甚至即便是最为理智的赫伊,都不敢保证另一个自己会对柔软接纳他的小虫母做出什么样的事情。
毕竟他那颗心,可从来都不干净……
莱茵斯质疑:“……但是为什么会忽然出现这样的情况,以前可是从未发生过的。”
一切的异状,都是从他们降落海洋星,并抵达这座冰霜岛屿上才发生的。
那么意外的触发点,也只有周围变动的环境了。
02哑声开口:“海洋星,岛屿,以及岛屿上的我们。”
缇兰也道:“海洋星本身不可能存在问题,当时我以星盟联合官的身份提前来考察,我很确定海洋星就是一颗普通的星球,海洋覆盖率极大,没有人烟,这里的生命60%都以异兽为主。

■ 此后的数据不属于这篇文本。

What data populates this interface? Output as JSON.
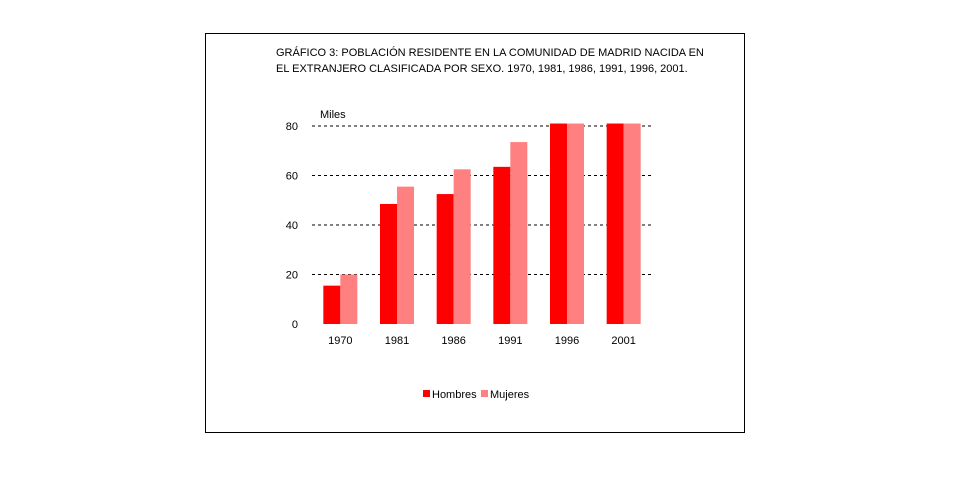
{
  "chart_data": {
    "type": "bar",
    "title_lines": [
      "GRÁFICO 3: POBLACIÓN RESIDENTE EN LA COMUNIDAD DE MADRID NACIDA EN",
      "EL EXTRANJERO CLASIFICADA POR SEXO. 1970, 1981, 1986, 1991, 1996, 2001."
    ],
    "unit_label": "Miles",
    "categories": [
      "1970",
      "1981",
      "1986",
      "1991",
      "1996",
      "2001"
    ],
    "series": [
      {
        "name": "Hombres",
        "color": "#ff0000",
        "values": [
          15.5,
          48.5,
          52.5,
          63.5,
          81,
          81
        ]
      },
      {
        "name": "Mujeres",
        "color": "#ff8080",
        "values": [
          20,
          55.5,
          62.5,
          73.5,
          81,
          81
        ]
      }
    ],
    "ylim": [
      0,
      80
    ],
    "yticks": [
      0,
      20,
      40,
      60,
      80
    ],
    "grid": true,
    "legend_position": "bottom-center"
  }
}
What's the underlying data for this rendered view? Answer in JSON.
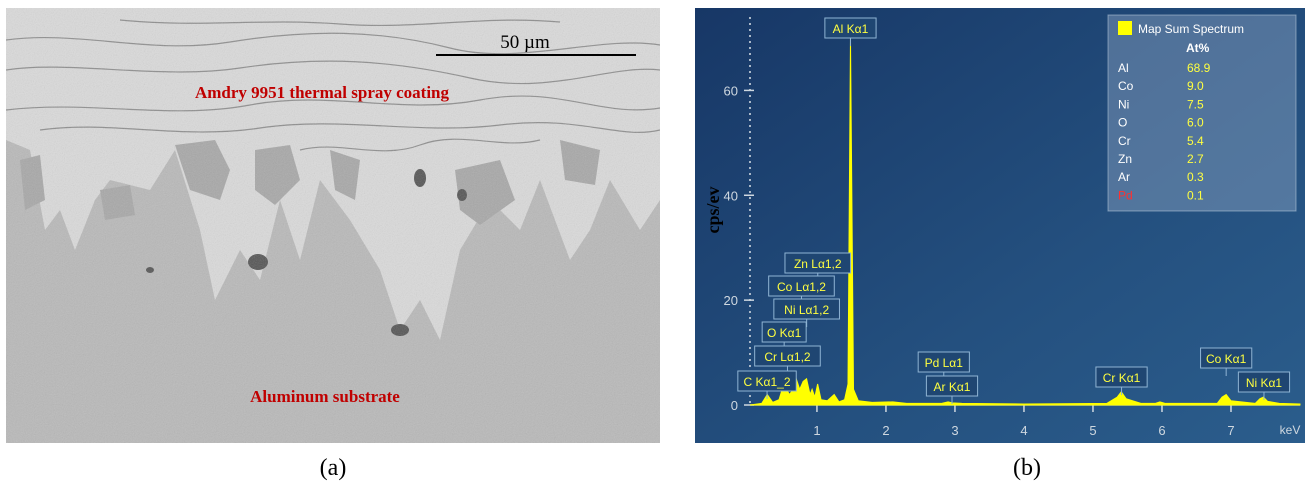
{
  "panel_a": {
    "scale_bar": "50 µm",
    "coating_label": "Amdry 9951 thermal spray coating",
    "substrate_label": "Aluminum substrate",
    "caption": "(a)"
  },
  "chart_data": {
    "type": "area",
    "caption": "(b)",
    "y_label": "cps/ev",
    "x_unit": "keV",
    "color": "#ffff00",
    "x": [
      0.03,
      0.2,
      0.28,
      0.36,
      0.45,
      0.52,
      0.6,
      0.66,
      0.7,
      0.75,
      0.8,
      0.85,
      0.9,
      0.93,
      0.97,
      1.01,
      1.06,
      1.15,
      1.25,
      1.32,
      1.4,
      1.45,
      1.486,
      1.53,
      1.6,
      1.8,
      2.1,
      2.3,
      2.8,
      2.9,
      2.96,
      3.1,
      4,
      5.2,
      5.35,
      5.41,
      5.48,
      5.7,
      5.9,
      5.97,
      6.05,
      6.8,
      6.87,
      6.93,
      7.0,
      7.35,
      7.42,
      7.47,
      7.53,
      7.7,
      8.0
    ],
    "values": [
      0,
      0.3,
      2,
      0.5,
      1,
      4,
      2,
      3,
      5,
      3,
      4.5,
      5,
      2,
      3,
      1.5,
      4,
      1,
      0.8,
      2,
      0.6,
      1,
      4,
      70,
      3,
      0.8,
      0.5,
      0.6,
      0.3,
      0.3,
      0.6,
      0.4,
      0.3,
      0.2,
      0.3,
      1.5,
      2.5,
      1.2,
      0.3,
      0.3,
      0.6,
      0.3,
      0.3,
      1.5,
      2,
      0.8,
      0.3,
      1.2,
      1.5,
      0.7,
      0.3,
      0.2
    ],
    "xlim": [
      0.03,
      8.0
    ],
    "ylim": [
      0,
      74
    ],
    "xticks": [
      1,
      2,
      3,
      4,
      5,
      6,
      7
    ],
    "yticks": [
      0,
      20,
      40,
      60
    ],
    "annotations": [
      {
        "text": "Al Kα1",
        "x": 1.486
      },
      {
        "text": "Zn Lα1,2",
        "x": 1.012
      },
      {
        "text": "Co Lα1,2",
        "x": 0.776
      },
      {
        "text": "Ni Lα1,2",
        "x": 0.851
      },
      {
        "text": "O Kα1",
        "x": 0.525
      },
      {
        "text": "Cr Lα1,2",
        "x": 0.573
      },
      {
        "text": "C Kα1_2",
        "x": 0.277
      },
      {
        "text": "Pd Lα1",
        "x": 2.838
      },
      {
        "text": "Ar Kα1",
        "x": 2.957
      },
      {
        "text": "Cr Kα1",
        "x": 5.414
      },
      {
        "text": "Co Kα1",
        "x": 6.93
      },
      {
        "text": "Ni Kα1",
        "x": 7.478
      }
    ],
    "legend": {
      "title": "Map Sum Spectrum",
      "header": "At%",
      "rows": [
        {
          "element": "Al",
          "value": "68.9"
        },
        {
          "element": "Co",
          "value": "9.0"
        },
        {
          "element": "Ni",
          "value": "7.5"
        },
        {
          "element": "O",
          "value": "6.0"
        },
        {
          "element": "Cr",
          "value": "5.4"
        },
        {
          "element": "Zn",
          "value": "2.7"
        },
        {
          "element": "Ar",
          "value": "0.3"
        },
        {
          "element": "Pd",
          "value": "0.1",
          "color": "#ff3030"
        }
      ]
    }
  }
}
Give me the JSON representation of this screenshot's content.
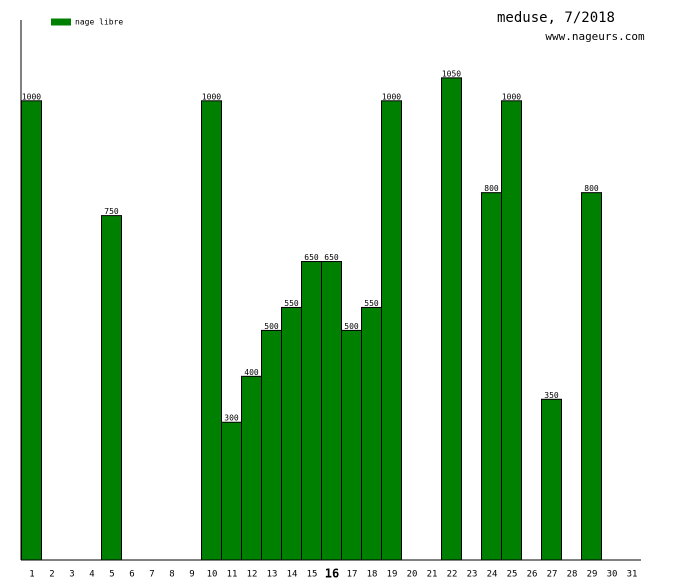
{
  "chart_data": {
    "type": "bar",
    "title": "meduse, 7/2018",
    "subtitle": "www.nageurs.com",
    "categories": [
      "1",
      "2",
      "3",
      "4",
      "5",
      "6",
      "7",
      "8",
      "9",
      "10",
      "11",
      "12",
      "13",
      "14",
      "15",
      "16",
      "17",
      "18",
      "19",
      "20",
      "21",
      "22",
      "23",
      "24",
      "25",
      "26",
      "27",
      "28",
      "29",
      "30",
      "31"
    ],
    "series": [
      {
        "name": "nage libre",
        "color": "#008000",
        "values": [
          1000,
          null,
          null,
          null,
          750,
          null,
          null,
          null,
          null,
          1000,
          300,
          400,
          500,
          550,
          650,
          650,
          500,
          550,
          1000,
          null,
          null,
          1050,
          null,
          800,
          1000,
          null,
          350,
          null,
          800,
          null,
          null
        ]
      }
    ],
    "highlighted_category": "16",
    "ylim": [
      0,
      1176
    ],
    "legend": "top-left"
  }
}
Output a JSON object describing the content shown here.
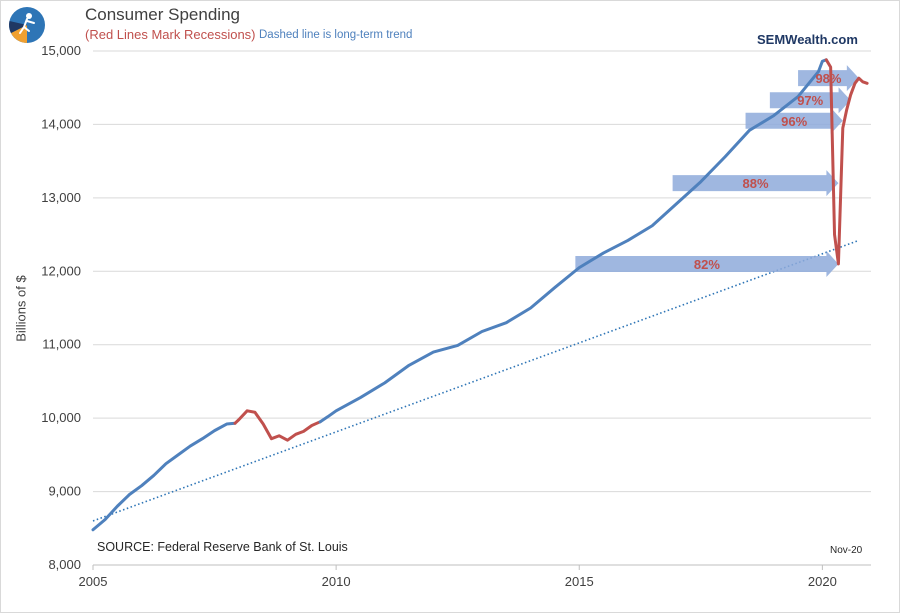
{
  "title": "Consumer Spending",
  "subtitle_recessions": "(Red Lines Mark Recessions)",
  "subtitle_trend": "Dashed line is long-term trend",
  "brand": "SEMWealth.com",
  "source": "SOURCE:  Federal Reserve Bank of St. Louis",
  "date_note": "Nov-20",
  "colors": {
    "spending": "#4f81bd",
    "recession": "#c0504d",
    "trend": "#2e75b6",
    "arrow": "#8eaadb",
    "grid": "#d9d9d9"
  },
  "chart_data": {
    "type": "line",
    "ylabel": "Billions of $",
    "xlim": [
      2005,
      2021.0
    ],
    "ylim": [
      8000,
      15000
    ],
    "x_ticks": [
      "2005",
      "2010",
      "2015",
      "2020"
    ],
    "x_tick_values": [
      2005,
      2010,
      2015,
      2020
    ],
    "y_ticks": [
      "8,000",
      "9,000",
      "10,000",
      "11,000",
      "12,000",
      "13,000",
      "14,000",
      "15,000"
    ],
    "y_tick_values": [
      8000,
      9000,
      10000,
      11000,
      12000,
      13000,
      14000,
      15000
    ],
    "grid": true,
    "series": [
      {
        "x": [
          2005.0,
          2005.25,
          2005.5,
          2005.75,
          2006.0,
          2006.25,
          2006.5,
          2006.75,
          2007.0,
          2007.25,
          2007.5,
          2007.75,
          2007.92,
          2008.0,
          2008.17,
          2008.33,
          2008.5,
          2008.67,
          2008.83,
          2009.0,
          2009.17,
          2009.33,
          2009.5,
          2009.67,
          2009.83,
          2010.0,
          2010.5,
          2011.0,
          2011.5,
          2012.0,
          2012.5,
          2013.0,
          2013.5,
          2014.0,
          2014.5,
          2015.0,
          2015.5,
          2016.0,
          2016.5,
          2017.0,
          2017.5,
          2018.0,
          2018.5,
          2019.0,
          2019.5,
          2019.92,
          2020.0,
          2020.08,
          2020.17,
          2020.25,
          2020.33,
          2020.42,
          2020.5,
          2020.58,
          2020.67,
          2020.75,
          2020.83,
          2020.92
        ],
        "values": [
          8480,
          8620,
          8800,
          8960,
          9080,
          9220,
          9380,
          9500,
          9620,
          9720,
          9830,
          9920,
          9930,
          9980,
          10100,
          10080,
          9920,
          9720,
          9760,
          9700,
          9780,
          9820,
          9900,
          9950,
          10020,
          10100,
          10280,
          10480,
          10720,
          10900,
          10990,
          11180,
          11300,
          11500,
          11780,
          12050,
          12250,
          12420,
          12620,
          12920,
          13220,
          13560,
          13920,
          14120,
          14380,
          14720,
          14860,
          14880,
          14780,
          12500,
          12100,
          13950,
          14200,
          14400,
          14560,
          14630,
          14580,
          14560
        ]
      }
    ],
    "recessions": [
      [
        2007.92,
        2009.5
      ],
      [
        2020.08,
        2020.92
      ]
    ],
    "trend": {
      "x": [
        2005.0,
        2020.75
      ],
      "values": [
        8600,
        12420
      ]
    },
    "arrows": [
      {
        "label": "82%",
        "start": 2014.92,
        "end": 2020.33,
        "value": 12100
      },
      {
        "label": "88%",
        "start": 2016.92,
        "end": 2020.33,
        "value": 13200
      },
      {
        "label": "96%",
        "start": 2018.42,
        "end": 2020.42,
        "value": 14050
      },
      {
        "label": "97%",
        "start": 2018.92,
        "end": 2020.58,
        "value": 14330
      },
      {
        "label": "98%",
        "start": 2019.5,
        "end": 2020.75,
        "value": 14630
      }
    ]
  }
}
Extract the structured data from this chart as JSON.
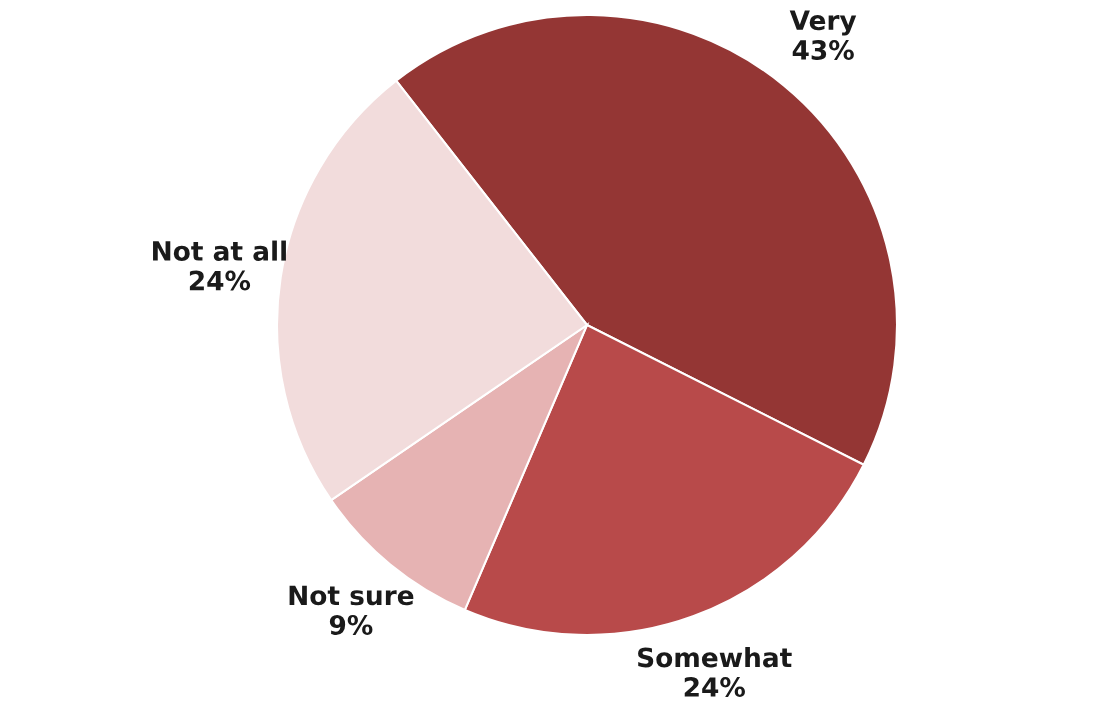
{
  "chart_data": {
    "type": "pie",
    "categories": [
      "Very",
      "Somewhat",
      "Not sure",
      "Not at all"
    ],
    "values": [
      43,
      24,
      9,
      24
    ],
    "value_labels": [
      "43%",
      "24%",
      "9%",
      "24%"
    ],
    "colors": [
      "#943634",
      "#b84a4a",
      "#e6b3b3",
      "#f2dcdc"
    ]
  }
}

”
赛特:“星球没问题的话,那就是岛屿了……但所有的参赛者都在这座岛上,难道其他人也同样出现了这样的问题?”
问题暂时进入了死角,珀珥眨了眨眼睛,温温吞吞道:“那如果,问问‘他们’呢?”
这话一出,山洞内安静了一瞬。
子嗣对虫巢之母的爱是具有独占性的,如果不是因为理智,他们其实很难接受其他组别的成员活动在小虫母周围。
可也正是因为理智,赫伊、奥洛维金他们都默认着彼此的存在,他们深藏嫉妒,共同照顾、服务小虫母,并且由衷期待着自己被选择、被青睐的那一天。
但自始至终,这种默认并不包括另一种脾性的“他们”。
赫伊柔和了眉眼,他抬手拢过珀珥,让人靠在自己的腿上,低声道:“妈妈,没有枷锁控制的‘他们’很危险。”
珀珥躺在赫伊的大腿上,有些困倦地眯了眯眼睛,他依旧坚持道:“但是‘他们’不会伤害我。”
“……不是伤害,是别的。”
珀珥疑惑:“别的什么?”
在片刻的静谧之下,赫伊一边抚着珀珥的脊背,一边一字一顿道:“……会做一些很过分的事情,是您都无法接受的。”
珀珥追问:“比如?”
赫伊顿了顿,他不得不在小虫母单纯清亮的眼瞳中,诉说——甚至是剖析着“他”或者是“他们”那更为恶劣、下流的想法:
“妈妈,我们的欲求不可避免地与您有关。”
“我们想要得到您、占有您,想要把您私藏在仅有我知道的地方,还想要跪在您的脚边,把您的小腿、脚趾弄得脏污一片。”
缇兰偏头,舌尖抵着齿根,他面无表情,但在某种程度上也认可了双生哥哥赫伊的话。
甚至赫伊都已经美化了很多,那些真正的私欲只会比言语所表达得更为恐怖糟糕。
赫伊继续道:“……但即便如此我们也无法满足。”
“您所赐予的快乐、疼痛都是我们想要独占的;我们还想灌满您的身体,让您战栗、愉悦,迫使您的感官彻彻底底印下属于我们的痕迹……”
奥洛维金喉头微动,指腹却在摩挲着自己肩侧的长发;赛特抿唇,一言不发;莱茵斯肌肉紧绷,似乎是羞耻于这些肮脏的欲望直白袒露在了小虫母的面前。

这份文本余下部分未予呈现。